Thursday, October 12, 2017

“A Monument over the grave of young SEIDER”?

On 5 Mar 1770, the Boston Gazette reported on the grand funeral for little Christopher Seider, shot by Ebenezer Richardson on 22 February, and added:
We can assure the Publick, that a Monument will be erected over the Grave of young Snider, with an Inscription, to perpetuate his Memory; A Number of patriotic Gentlemen having generously subscrib’d for that Purpose——It is said it will be done in an elegant Simplicity, and that the Overplus Money, if any, will be given to the Parents.
However, over a year later the 21 Mar 1771 Massachusetts Spy ran this item on the same matter:
For the MASSACHUSETTS SPY.
Mr. [Isaiah] THOMAS,

As there was a collection made some time ago by a Gentleman who had a considerable share in the popular transactions of the year past, for the professed purpose of erecting a Monument over the grave of young SEIDER; if the above Gentleman will condescend to inform the Public, why the Money so collected, has not been approproiate to the avowed design, he will oblige a number of your readers, as well as your humble servant,

The TRIFLER.
The Spy had published another item signed “The TRIFLER” on 10 January. It was a snide attack on Jonathan Sewall, identified by his own newspaper pseudonym “Philanthrop.” It said he should be “satisfied with his 600l. sterling per annum, and no longer prostitute his pen.”

That presents a political mystery. The “Gentleman who had a considerable share in the popular transactions of the year past” had to be one of Boston’s Whigs. But Sewall was a friend and vocal supporter of the royal government. Would the same newspaper writer attack both sides?

One possible explanation is that the Trifler supported the Crown but resented how Sewall was hogging two lucrative government appointments: Massachusetts Attorney General and Judge of the Vice Admiralty Court. Several letters and even newspaper reports from that period show how royal officials wanted Sewall to hand over the judgeship to Customs Commissioner John Robinson. (In the end, Sewall clung to both jobs.)

So who was the “Gentleman who had a considerable share in the popular transactions of the year past”?  I think the most likely candidate is William Molineux. He was definitely the Whigs’ leader in street demonstrations. He was close to Madam Grizzell Apthorp, who had employed Christopher Seider as a house servant, and he was on the scene when people arrested Richardson.

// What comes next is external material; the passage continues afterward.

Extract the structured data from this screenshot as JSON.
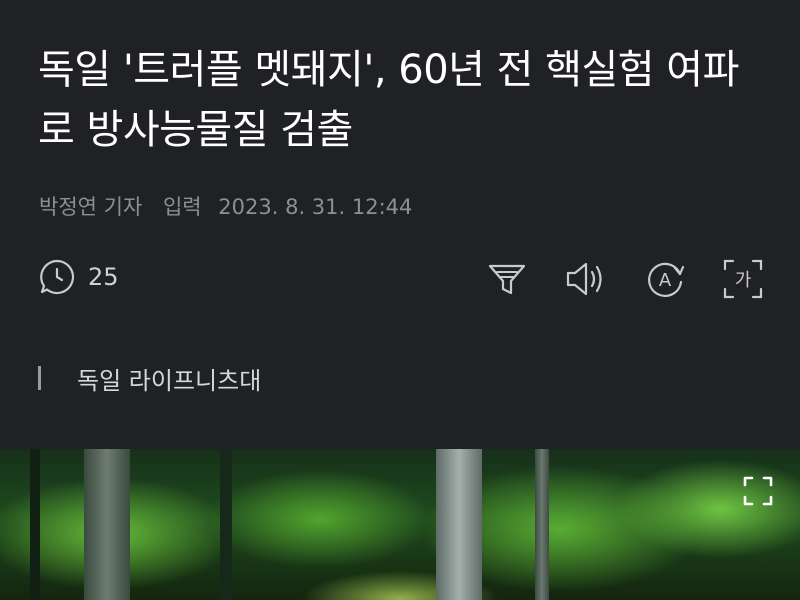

Molineux was also in need of money. On 1 May 1771 he was supposed to repay the town of Boston £300 it had loaned him to kickstart a cloth-weaving enterprise that would employ the poor. He never did pay that back. By 1774 Molineux had probably applied money he was supposed to manage for Charles Ward Apthorp of New York to the weaving scheme. So it’s not hard to imagine that the funds collected for a monument to Christopher Seider went into the same hole.

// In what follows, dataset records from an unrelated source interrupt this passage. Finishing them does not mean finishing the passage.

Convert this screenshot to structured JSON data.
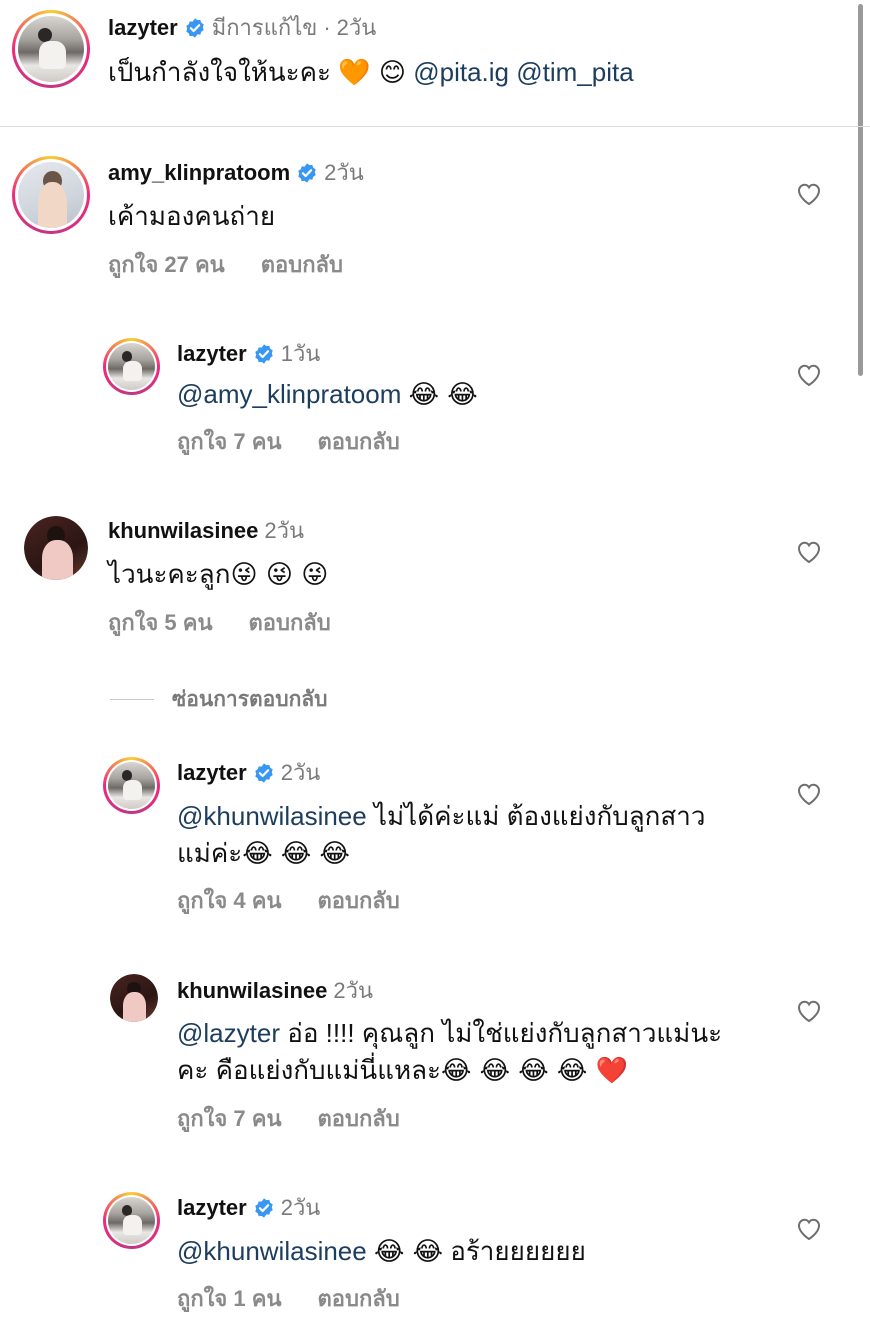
{
  "caption": {
    "username": "lazyter",
    "edited_label": "มีการแก้ไข",
    "separator": "·",
    "time": "2วัน",
    "text": "เป็นกำลังใจให้นะคะ",
    "emojis": "🧡 😊",
    "mention1": "@pita.ig",
    "mention2": "@tim_pita"
  },
  "comments": [
    {
      "username": "amy_klinpratoom",
      "verified": true,
      "time": "2วัน",
      "text": "เค้ามองคนถ่าย",
      "likes": "ถูกใจ 27 คน",
      "reply_label": "ตอบกลับ"
    },
    {
      "username": "lazyter",
      "verified": true,
      "time": "1วัน",
      "mention": "@amy_klinpratoom",
      "emojis": "😂 😂",
      "likes": "ถูกใจ 7 คน",
      "reply_label": "ตอบกลับ"
    },
    {
      "username": "khunwilasinee",
      "verified": false,
      "time": "2วัน",
      "text": "ไวนะคะลูก",
      "emojis": "😜 😜 😜",
      "likes": "ถูกใจ 5 คน",
      "reply_label": "ตอบกลับ"
    },
    {
      "username": "lazyter",
      "verified": true,
      "time": "2วัน",
      "mention": "@khunwilasinee",
      "text_line1": " ไม่ได้ค่ะแม่ ต้องแย่งกับลูกสาว",
      "text_line2": "แม่ค่ะ",
      "emojis": "😂 😂 😂",
      "likes": "ถูกใจ 4 คน",
      "reply_label": "ตอบกลับ"
    },
    {
      "username": "khunwilasinee",
      "verified": false,
      "time": "2วัน",
      "mention": "@lazyter",
      "text_line1": " อ่อ !!!! คุณลูก ไม่ใช่แย่งกับลูกสาวแม่นะ",
      "text_line2": "คะ คือแย่งกับแม่นี่แหละ",
      "emojis": "😂 😂 😂 😂 ❤️",
      "likes": "ถูกใจ 7 คน",
      "reply_label": "ตอบกลับ"
    },
    {
      "username": "lazyter",
      "verified": true,
      "time": "2วัน",
      "mention": "@khunwilasinee",
      "emojis": "😂 😂",
      "text": "อร้ายยยยยย",
      "likes": "ถูกใจ 1 คน",
      "reply_label": "ตอบกลับ"
    }
  ],
  "hide_replies_label": "ซ่อนการตอบกลับ",
  "colors": {
    "mention": "#1c3d5e",
    "verified": "#3897f0",
    "meta": "#8a8a8a"
  }
}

Then again, the first report from 1770 said merely that some gentlemen had “generously subscrib’d” or promised money for a monument. The Trifler may have been wrong to say that funds had actually been collected. After all, in the evening after the Gazette reported on the possibility of a monument, the Boston Massacre took place. Suddenly everyone had something new to focus on and argue about.